Foreign investors are net sellers because Thailand’s stocks are less appealing than those of the developed and North Asian markets.
Last month’s survey found the FETCO NIDA Investor Sentiment Index for the next three months improving 30.2 per cent from 78.90 points in April to 102.72 in May.
The index measures the confidence of all four types of investors – retail, institutional, proprietary and foreign – and ranges from 0-200 points, where 0 is extremely bearish and 200 is extremely bullish.
“Factors that investors said would affect their confidence in the next three months are economic policies and the real economic situation going forward, while the current political situation is not part of domestic individual and institutional investors’ concerns at the moment,” Voravan said.
Investor confidence should keep picking up in the second half of the year as the situations of the capital market and the economy improve because of increases in government spending, private investment and tourist arrivals.
“Government spending has improved tangibly and spending is being used in the right way, while private investment has responded with movement.
“Things should be better going forward because tourism was the only industry that looked good and now there are government spending and private investment to look forward to,” she said.
The latest figures show that government spending in the first seven months ending in April of the 2015 fiscal budget had reached 58.4 per cent, with disbursement of the Bt449-billion investment budget climbing to 36.2 per cent.
This disbursement rate for investment is better than 35.7 per cent in 2012, 35.5 per cent in 2013 and 33.6 per cent in 2014.
The Thai stock market is currently “boring”. There is no clear high or low, Voravan said.
Thanomsak Saharatchai, executive vice president of investment research at KT-ZMICO Securities, said capital markets in Europe and Japan were more appealing for investors because of their quantitative-easing policies.

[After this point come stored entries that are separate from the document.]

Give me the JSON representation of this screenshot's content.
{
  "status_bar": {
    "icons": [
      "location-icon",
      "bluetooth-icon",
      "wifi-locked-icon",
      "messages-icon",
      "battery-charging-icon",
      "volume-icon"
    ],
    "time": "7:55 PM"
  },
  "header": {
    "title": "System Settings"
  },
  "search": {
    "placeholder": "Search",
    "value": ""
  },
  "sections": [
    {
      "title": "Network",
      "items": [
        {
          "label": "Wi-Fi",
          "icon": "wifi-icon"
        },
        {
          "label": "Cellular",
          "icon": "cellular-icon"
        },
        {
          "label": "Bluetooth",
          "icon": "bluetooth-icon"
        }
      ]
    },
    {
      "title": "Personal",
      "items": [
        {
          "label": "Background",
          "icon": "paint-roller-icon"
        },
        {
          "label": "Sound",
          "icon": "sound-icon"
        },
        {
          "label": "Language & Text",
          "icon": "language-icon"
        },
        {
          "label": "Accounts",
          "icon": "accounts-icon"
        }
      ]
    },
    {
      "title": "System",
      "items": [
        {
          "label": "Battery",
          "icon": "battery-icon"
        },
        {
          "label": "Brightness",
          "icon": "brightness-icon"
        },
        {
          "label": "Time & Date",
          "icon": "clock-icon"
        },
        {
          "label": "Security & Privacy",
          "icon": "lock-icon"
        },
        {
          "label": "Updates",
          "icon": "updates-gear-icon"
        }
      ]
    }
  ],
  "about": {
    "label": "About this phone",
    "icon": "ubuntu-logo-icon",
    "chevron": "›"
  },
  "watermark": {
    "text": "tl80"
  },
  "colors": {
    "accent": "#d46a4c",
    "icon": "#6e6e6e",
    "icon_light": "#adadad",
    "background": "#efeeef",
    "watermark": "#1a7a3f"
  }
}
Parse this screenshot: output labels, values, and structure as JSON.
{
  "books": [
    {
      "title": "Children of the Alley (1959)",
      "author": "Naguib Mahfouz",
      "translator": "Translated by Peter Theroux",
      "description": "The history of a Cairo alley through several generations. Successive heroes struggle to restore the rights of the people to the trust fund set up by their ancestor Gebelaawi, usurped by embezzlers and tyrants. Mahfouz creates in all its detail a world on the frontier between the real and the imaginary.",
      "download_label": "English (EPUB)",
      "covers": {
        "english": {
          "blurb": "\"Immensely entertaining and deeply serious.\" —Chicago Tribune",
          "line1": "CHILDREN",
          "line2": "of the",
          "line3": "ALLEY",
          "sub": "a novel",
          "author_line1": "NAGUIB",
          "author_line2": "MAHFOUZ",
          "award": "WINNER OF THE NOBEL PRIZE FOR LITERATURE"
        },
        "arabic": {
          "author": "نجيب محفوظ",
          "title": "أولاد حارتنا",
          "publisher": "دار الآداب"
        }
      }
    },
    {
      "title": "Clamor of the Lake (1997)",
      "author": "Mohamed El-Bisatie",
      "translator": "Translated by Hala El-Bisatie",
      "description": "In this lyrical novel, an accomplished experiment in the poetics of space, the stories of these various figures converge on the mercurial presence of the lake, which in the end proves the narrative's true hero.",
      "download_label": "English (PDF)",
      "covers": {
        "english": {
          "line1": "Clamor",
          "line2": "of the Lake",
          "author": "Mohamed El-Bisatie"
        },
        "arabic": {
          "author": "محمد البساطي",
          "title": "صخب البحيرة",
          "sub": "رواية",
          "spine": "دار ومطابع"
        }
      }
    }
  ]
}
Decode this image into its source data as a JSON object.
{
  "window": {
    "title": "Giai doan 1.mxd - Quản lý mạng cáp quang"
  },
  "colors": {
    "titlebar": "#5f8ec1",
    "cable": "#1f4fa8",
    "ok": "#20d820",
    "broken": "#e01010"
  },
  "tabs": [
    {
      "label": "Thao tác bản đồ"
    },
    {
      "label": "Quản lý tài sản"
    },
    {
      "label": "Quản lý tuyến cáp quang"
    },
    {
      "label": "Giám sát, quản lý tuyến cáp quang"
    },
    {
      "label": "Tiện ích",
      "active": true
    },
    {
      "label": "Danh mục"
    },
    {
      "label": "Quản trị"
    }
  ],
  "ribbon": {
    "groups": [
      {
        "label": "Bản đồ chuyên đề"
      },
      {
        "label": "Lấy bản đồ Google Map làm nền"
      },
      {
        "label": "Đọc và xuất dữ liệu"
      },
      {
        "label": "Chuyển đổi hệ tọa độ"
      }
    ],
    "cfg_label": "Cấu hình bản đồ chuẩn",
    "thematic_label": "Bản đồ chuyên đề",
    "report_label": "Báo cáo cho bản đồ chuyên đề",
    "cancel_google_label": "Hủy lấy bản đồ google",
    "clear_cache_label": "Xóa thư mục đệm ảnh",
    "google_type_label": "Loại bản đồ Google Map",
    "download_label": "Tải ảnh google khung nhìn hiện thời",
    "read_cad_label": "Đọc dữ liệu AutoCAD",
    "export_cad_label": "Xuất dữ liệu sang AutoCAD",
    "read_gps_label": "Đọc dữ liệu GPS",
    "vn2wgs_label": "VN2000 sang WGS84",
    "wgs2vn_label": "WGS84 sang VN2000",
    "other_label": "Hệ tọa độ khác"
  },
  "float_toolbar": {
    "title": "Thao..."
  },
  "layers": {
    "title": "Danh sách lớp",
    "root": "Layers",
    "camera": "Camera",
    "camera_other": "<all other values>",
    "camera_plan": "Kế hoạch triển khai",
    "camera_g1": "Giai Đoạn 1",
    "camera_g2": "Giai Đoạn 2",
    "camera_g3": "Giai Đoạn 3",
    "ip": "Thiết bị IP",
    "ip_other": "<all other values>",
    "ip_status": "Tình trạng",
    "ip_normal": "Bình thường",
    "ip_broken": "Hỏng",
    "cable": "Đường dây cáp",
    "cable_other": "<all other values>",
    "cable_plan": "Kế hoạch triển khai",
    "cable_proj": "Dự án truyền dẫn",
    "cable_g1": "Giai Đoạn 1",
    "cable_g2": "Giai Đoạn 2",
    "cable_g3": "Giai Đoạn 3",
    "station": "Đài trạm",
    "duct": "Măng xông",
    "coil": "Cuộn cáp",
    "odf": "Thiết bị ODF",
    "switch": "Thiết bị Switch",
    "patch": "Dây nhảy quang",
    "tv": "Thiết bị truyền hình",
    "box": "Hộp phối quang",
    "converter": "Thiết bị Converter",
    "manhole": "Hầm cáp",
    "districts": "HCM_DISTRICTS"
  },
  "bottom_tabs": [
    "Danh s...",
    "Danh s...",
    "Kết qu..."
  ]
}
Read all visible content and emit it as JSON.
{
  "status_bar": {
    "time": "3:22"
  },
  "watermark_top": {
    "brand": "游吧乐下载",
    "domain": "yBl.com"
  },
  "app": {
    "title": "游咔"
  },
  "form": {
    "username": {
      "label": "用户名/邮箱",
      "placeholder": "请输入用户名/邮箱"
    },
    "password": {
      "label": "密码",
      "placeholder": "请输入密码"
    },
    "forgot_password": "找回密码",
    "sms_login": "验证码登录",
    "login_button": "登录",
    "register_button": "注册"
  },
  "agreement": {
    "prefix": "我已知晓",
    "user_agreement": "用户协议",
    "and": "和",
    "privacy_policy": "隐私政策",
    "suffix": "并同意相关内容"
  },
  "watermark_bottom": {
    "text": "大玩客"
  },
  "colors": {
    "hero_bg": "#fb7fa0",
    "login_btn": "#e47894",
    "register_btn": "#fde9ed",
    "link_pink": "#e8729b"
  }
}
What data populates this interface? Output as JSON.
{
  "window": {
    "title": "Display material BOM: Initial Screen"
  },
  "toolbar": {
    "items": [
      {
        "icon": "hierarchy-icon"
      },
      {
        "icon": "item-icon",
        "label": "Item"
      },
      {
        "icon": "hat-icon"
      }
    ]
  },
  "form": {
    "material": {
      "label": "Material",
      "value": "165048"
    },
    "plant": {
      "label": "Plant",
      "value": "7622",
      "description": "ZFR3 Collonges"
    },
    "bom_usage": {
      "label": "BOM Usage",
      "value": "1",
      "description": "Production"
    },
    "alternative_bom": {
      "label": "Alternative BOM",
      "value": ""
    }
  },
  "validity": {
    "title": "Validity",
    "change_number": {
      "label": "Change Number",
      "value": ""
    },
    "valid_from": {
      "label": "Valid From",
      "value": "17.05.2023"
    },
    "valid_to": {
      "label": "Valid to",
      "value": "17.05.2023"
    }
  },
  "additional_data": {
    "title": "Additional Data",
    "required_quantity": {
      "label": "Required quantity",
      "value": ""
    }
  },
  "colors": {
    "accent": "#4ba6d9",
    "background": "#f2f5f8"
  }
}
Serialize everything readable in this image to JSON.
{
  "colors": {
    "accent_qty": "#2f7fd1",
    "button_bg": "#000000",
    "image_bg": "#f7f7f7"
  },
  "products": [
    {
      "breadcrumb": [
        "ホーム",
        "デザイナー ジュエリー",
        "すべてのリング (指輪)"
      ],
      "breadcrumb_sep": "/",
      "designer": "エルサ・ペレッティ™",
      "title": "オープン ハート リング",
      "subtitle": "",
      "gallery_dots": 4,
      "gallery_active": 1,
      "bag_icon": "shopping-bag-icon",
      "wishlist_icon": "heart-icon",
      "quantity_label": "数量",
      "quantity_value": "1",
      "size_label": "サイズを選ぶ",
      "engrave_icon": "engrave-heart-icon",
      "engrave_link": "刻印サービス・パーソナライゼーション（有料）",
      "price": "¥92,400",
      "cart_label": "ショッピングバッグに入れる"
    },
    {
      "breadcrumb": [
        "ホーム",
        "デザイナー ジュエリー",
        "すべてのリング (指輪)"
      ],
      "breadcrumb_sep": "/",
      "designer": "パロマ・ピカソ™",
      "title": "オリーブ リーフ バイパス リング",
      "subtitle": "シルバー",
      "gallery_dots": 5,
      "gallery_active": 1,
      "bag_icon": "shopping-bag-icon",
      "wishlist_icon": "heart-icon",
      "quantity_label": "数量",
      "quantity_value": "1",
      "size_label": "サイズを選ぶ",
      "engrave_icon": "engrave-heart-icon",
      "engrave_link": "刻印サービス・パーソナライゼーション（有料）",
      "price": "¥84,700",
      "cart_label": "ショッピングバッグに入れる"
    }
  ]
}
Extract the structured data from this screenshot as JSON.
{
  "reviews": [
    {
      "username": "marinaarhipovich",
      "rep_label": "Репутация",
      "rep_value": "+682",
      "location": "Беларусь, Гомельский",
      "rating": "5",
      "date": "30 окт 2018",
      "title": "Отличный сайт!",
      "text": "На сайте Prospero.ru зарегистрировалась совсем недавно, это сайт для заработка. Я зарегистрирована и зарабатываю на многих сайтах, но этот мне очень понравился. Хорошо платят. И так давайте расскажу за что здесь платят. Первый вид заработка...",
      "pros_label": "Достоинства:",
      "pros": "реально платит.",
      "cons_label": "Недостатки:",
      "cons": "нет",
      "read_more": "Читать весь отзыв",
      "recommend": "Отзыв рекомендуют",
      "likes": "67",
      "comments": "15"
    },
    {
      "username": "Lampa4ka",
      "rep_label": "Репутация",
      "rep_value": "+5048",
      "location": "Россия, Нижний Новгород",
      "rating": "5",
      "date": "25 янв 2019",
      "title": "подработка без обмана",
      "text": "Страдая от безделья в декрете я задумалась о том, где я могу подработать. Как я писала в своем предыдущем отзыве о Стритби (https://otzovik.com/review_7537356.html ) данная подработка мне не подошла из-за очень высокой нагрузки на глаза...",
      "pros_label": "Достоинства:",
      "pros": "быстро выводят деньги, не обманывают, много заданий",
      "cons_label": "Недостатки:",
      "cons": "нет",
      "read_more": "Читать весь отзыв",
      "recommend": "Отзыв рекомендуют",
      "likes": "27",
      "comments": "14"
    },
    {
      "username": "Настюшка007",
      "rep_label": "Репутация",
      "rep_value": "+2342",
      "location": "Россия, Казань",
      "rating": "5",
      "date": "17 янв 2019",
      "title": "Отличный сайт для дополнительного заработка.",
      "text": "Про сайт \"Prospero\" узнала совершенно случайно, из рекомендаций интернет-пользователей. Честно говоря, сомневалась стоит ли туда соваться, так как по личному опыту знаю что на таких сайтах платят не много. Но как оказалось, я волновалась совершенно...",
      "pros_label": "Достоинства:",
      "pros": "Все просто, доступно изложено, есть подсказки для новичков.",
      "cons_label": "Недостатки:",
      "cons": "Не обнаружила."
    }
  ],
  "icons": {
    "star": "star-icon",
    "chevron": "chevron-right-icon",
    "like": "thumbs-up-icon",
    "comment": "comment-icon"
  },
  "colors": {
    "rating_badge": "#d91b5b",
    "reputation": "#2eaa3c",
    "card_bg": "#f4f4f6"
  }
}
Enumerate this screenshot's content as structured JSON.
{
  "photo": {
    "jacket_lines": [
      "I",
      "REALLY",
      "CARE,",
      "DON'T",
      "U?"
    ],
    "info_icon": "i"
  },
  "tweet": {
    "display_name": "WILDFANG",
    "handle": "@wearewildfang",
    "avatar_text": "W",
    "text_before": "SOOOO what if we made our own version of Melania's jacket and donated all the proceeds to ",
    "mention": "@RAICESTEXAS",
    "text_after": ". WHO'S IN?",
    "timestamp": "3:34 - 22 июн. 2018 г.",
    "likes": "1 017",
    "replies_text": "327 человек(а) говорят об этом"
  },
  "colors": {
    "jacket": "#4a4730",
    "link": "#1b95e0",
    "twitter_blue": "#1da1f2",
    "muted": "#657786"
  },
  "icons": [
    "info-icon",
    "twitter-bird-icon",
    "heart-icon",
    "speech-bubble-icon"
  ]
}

North Asian markets such as South Korea and Taiwan also tell a better story, so foreign investors are trimming down their investment here.
“There is an outflow but it is not at an alarming rate and this is not hot money that is running towards the EU and Japan from emerging markets,” he said.
Foreign investors have unloaded a net Bt8.89 billion of Thai stocks from January 1-May 8.
The factors that will affect the Thai stock market in the second half of the year are the expectation and the actual raise of the US interest rate along with the internal political situation.
BBL Asset Management forecasts gross domestic product expanding by 3.5 per cent this year. The International Monetary Fund forecasts 3.7 per cent and KT-ZMICO 3.4 per cent.